Cancer. 1989 Oct 1;64(7):1418-21. doi: 10.1002/1097-0142(19891001)64:7<1418::aid-cncr2820640709>3.0.co;2-n.
Pulmonary resection of metastatic lesions from colorectal cancer was performed in 62 patients, and their cumulative 5-year and 10-year survival rates were 42% and 22%, respectively. The overall median survival was 24 months. The survival curve decrease even after 5 years after pulmonary resection; four of 13 patients who survived more than 5 years subsequently died of metastatic disease and only two patients survived more than 10 years. The number and size of the pulmonary metastases were significantly correlated with postthoracotomy survival. Solitary metastases less than 3.0 cm in diameter were good indicators of favorable postthoracotomy survival. There were no significant differences in survival based on Dukes' classification or location of the primary lesion. Sex, age, disease-free interval between the primary tumor and appearance of metastasis, and extent of pulmonary resection had no influence on survival. It is impossible to say from our experience that surgical resection of pulmonary metastases increased the cure rate. Presumably a good 5-year survival rate after thoracotomy would be a reflection of a length bias caused by the biologic behavior of the metastatic pulmonary lesions.

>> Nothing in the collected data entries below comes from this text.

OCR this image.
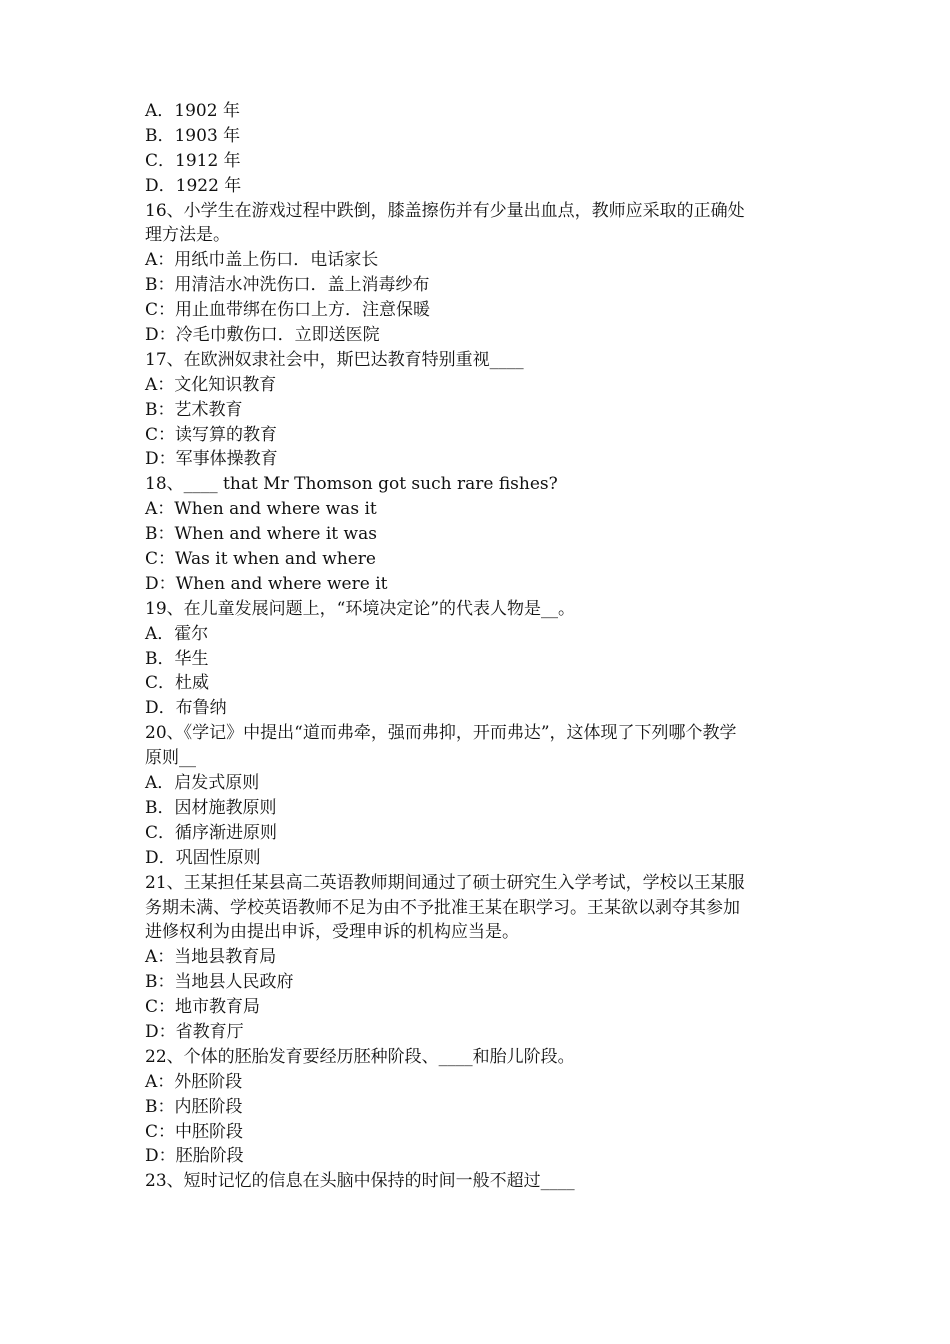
A．1902 年
B．1903 年
C．1912 年
D．1922 年
16、小学生在游戏过程中跌倒，膝盖擦伤并有少量出血点，教师应采取的正确处
理方法是。
A：用纸巾盖上伤口．电话家长
B：用清洁水冲洗伤口．盖上消毒纱布
C：用止血带绑在伤口上方．注意保暖
D：冷毛巾敷伤口．立即送医院
17、在欧洲奴隶社会中，斯巴达教育特别重视____
A：文化知识教育
B：艺术教育
C：读写算的教育
D：军事体操教育
18、____ that Mr Thomson got such rare fishes?
A：When and where was it
B：When and where it was
C：Was it when and where
D：When and where were it
19、在儿童发展问题上，“环境决定论”的代表人物是__。
A．霍尔
B．华生
C．杜威
D．布鲁纳
20、《学记》中提出“道而弗牵，强而弗抑，开而弗达”，这体现了下列哪个教学
原则__
A．启发式原则
B．因材施教原则
C．循序渐进原则
D．巩固性原则
21、王某担任某县高二英语教师期间通过了硕士研究生入学考试，学校以王某服
务期未满、学校英语教师不足为由不予批准王某在职学习。王某欲以剥夺其参加
进修权利为由提出申诉，受理申诉的机构应当是。
A：当地县教育局
B：当地县人民政府
C：地市教育局
D：省教育厅
22、个体的胚胎发育要经历胚种阶段、____和胎儿阶段。
A：外胚阶段
B：内胚阶段
C：中胚阶段
D：胚胎阶段
23、短时记忆的信息在头脑中保持的时间一般不超过____
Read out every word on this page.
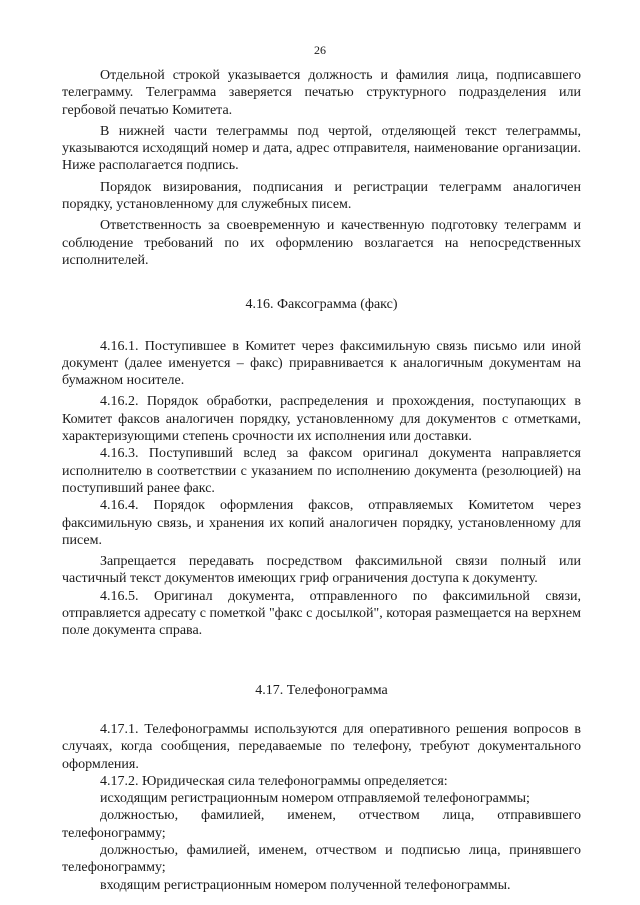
26

Отдельной строкой указывается должность и фамилия лица, подписавшего телеграмму. Телеграмма заверяется печатью структурного подразделения или гербовой печатью Комитета.

В нижней части телеграммы под чертой, отделяющей текст телеграммы, указываются исходящий номер и дата, адрес отправителя, наименование организации. Ниже располагается подпись.

Порядок визирования, подписания и регистрации телеграмм аналогичен порядку, установленному для служебных писем.

Ответственность за своевременную и качественную подготовку телеграмм и соблюдение требований по их оформлению возлагается на непосредственных исполнителей.

4.16. Факсограмма (факс)

4.16.1. Поступившее в Комитет через факсимильную связь письмо или иной документ (далее именуется – факс) приравнивается к аналогичным документам на бумажном носителе.

4.16.2. Порядок обработки, распределения и прохождения, поступающих в Комитет факсов аналогичен порядку, установленному для документов с отметками, характеризующими степень срочности их исполнения или доставки.

4.16.3. Поступивший вслед за факсом оригинал документа направляется исполнителю в соответствии с указанием по исполнению документа (резолюцией) на поступивший ранее факс.

4.16.4. Порядок оформления факсов, отправляемых Комитетом через факсимильную связь, и хранения их копий аналогичен порядку, установленному для писем.

Запрещается передавать посредством факсимильной связи полный или частичный текст документов имеющих гриф ограничения доступа к документу.

4.16.5. Оригинал документа, отправленного по факсимильной связи, отправляется адресату с пометкой "факс с досылкой", которая размещается на верхнем поле документа справа.

4.17. Телефонограмма

4.17.1. Телефонограммы используются для оперативного решения вопросов в случаях, когда сообщения, передаваемые по телефону, требуют документального оформления.

4.17.2. Юридическая сила телефонограммы определяется:

исходящим регистрационным номером отправляемой телефонограммы;

должностью, фамилией, именем, отчеством лица, отправившего телефонограмму;

должностью, фамилией, именем, отчеством и подписью лица, принявшего телефонограмму;

входящим регистрационным номером полученной телефонограммы.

对62例结直肠癌肺转移患者进行了肺转移瘤切除术,其5年和10年累积生存率分别为42%和22%。总体中位生存期为24个月。肺切除术后5年生存率曲线仍下降;13例存活超过5年的患者中有4例随后死于转移性疾病,只有2例存活超过10年。肺转移瘤的数量和大小与开胸术后生存率显著相关。直径小于3.0 cm的孤立转移瘤是开胸术后生存率良好的指标。基于Dukes分期或原发灶位置的生存率无显著差异。性别、年龄、原发肿瘤与转移出现之间的无病间期以及肺切除范围对生存率无影响。从我们的经验来看,无法确定肺转移瘤的手术切除提高了治愈率。推测开胸术后良好的5年生存率反映了转移性肺病变生物学行为导致的长度偏倚。